Soudan
Dans une zone montagneuse du nord du Soudan, des hommes équipés de détecteurs de métaux scrutent le sol à la recherche d’or. Agenouillé, l’un d’eux creuse la terre à l’aide d’outils rudimentaires, dans un environnement dépourvu des mesures de sécurité les plus élémentaires.
Il s’agit de mineurs non réglementés travaillant dans une petite mine artisanale située à Dalgo Mahas, au nord du pays. Comme des milliers d’autres sites similaires disséminés à travers le Soudan, cette mine s’inscrit dans un secteur devenu central dans un pays ravagé par la guerre, et parfois frappé par la famine. Depuis la perte de plus des deux tiers de ses recettes pétrolières après la sécession du Soudan du Sud en 2011, l’or est devenu une ressource vitale pour les finances publiques. Il a représenté jusqu’à 70 % des recettes nationales dans les années suivantes, fournissant des devises essentielles à l’État soudanais.
Mais aujourd’hui, ce métal précieux est aussi au cœur du conflit qui oppose l’armée aux Forces de soutien rapide (RSF). Selon plusieurs experts mandatés par les Nations unies, d’importantes quantités d’or sont extraites et exportées clandestinement afin de financer ces groupes paramilitaires, notamment dans les régions du Darfour et du Kordofan.

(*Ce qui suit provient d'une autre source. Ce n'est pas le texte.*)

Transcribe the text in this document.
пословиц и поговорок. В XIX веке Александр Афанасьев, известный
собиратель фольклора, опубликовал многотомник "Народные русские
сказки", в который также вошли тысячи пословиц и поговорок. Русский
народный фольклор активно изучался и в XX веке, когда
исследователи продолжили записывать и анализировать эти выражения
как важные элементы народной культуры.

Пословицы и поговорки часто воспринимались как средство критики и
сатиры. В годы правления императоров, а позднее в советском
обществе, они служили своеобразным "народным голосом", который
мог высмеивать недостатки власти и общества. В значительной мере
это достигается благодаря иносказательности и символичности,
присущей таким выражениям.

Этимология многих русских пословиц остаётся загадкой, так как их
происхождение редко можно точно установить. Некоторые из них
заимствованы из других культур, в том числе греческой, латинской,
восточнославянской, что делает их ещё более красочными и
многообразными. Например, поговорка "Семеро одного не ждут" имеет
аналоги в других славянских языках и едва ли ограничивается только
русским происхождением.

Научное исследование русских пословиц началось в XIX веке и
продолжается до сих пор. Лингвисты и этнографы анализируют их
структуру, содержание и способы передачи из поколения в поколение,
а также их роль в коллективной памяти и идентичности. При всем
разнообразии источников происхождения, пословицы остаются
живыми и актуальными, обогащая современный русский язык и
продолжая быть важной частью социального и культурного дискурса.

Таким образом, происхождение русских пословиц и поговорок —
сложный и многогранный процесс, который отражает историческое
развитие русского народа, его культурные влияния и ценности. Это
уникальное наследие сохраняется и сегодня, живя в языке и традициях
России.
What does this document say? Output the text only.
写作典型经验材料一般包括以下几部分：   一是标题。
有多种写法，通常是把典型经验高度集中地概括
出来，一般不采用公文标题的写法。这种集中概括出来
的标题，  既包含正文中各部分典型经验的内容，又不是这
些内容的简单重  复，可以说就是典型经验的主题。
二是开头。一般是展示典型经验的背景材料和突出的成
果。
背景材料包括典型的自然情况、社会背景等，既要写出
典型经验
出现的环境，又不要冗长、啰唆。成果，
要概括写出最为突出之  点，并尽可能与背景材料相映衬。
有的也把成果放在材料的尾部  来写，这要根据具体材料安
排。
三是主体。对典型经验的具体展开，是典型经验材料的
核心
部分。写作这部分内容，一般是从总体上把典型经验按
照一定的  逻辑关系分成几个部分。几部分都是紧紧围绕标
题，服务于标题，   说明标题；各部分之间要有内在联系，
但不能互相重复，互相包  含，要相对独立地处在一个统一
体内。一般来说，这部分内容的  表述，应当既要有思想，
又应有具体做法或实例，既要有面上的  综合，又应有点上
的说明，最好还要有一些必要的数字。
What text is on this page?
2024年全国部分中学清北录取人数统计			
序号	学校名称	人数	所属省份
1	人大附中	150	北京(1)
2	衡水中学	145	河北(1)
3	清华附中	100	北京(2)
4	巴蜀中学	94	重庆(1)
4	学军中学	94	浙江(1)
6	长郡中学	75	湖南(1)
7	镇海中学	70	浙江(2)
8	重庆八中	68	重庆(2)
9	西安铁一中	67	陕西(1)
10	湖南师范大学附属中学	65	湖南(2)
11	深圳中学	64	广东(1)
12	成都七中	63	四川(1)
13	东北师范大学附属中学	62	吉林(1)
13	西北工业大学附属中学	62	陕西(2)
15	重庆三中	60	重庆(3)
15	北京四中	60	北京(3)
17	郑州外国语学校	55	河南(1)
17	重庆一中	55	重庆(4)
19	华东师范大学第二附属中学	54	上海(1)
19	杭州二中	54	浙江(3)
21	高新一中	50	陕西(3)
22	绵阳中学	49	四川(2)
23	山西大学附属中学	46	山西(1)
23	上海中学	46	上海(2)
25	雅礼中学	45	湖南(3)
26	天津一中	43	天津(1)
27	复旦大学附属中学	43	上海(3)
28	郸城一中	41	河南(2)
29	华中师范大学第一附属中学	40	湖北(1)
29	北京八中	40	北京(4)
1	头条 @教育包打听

Le conflit, qui aurait fait au moins 59 000 morts selon l’Armed Conflict Location and Event Data Project, est également à l’origine de la plus grande crise humanitaire actuelle, avec plus de 10 millions de déplacés. Dans ce contexte, de nombreux civils se tournent vers l’exploitation aurifère pour survivre. « L’exploitation aurifère est la seule chose sur laquelle je peux compter », confie Atta al-Khazin, 28 ans, ancien agriculteur. « Avec les prix élevés, l’agriculture ne suffisait plus à couvrir les dépenses. »
Même constat pour Zahir Adam, 35 ans, originaire d’El-Fasher au Darfour, qui travaille dans les mines depuis plus de dix ans : « Les gens n’ont pas d’autre choix. Beaucoup de jeunes et de familles dépendent de cette activité. »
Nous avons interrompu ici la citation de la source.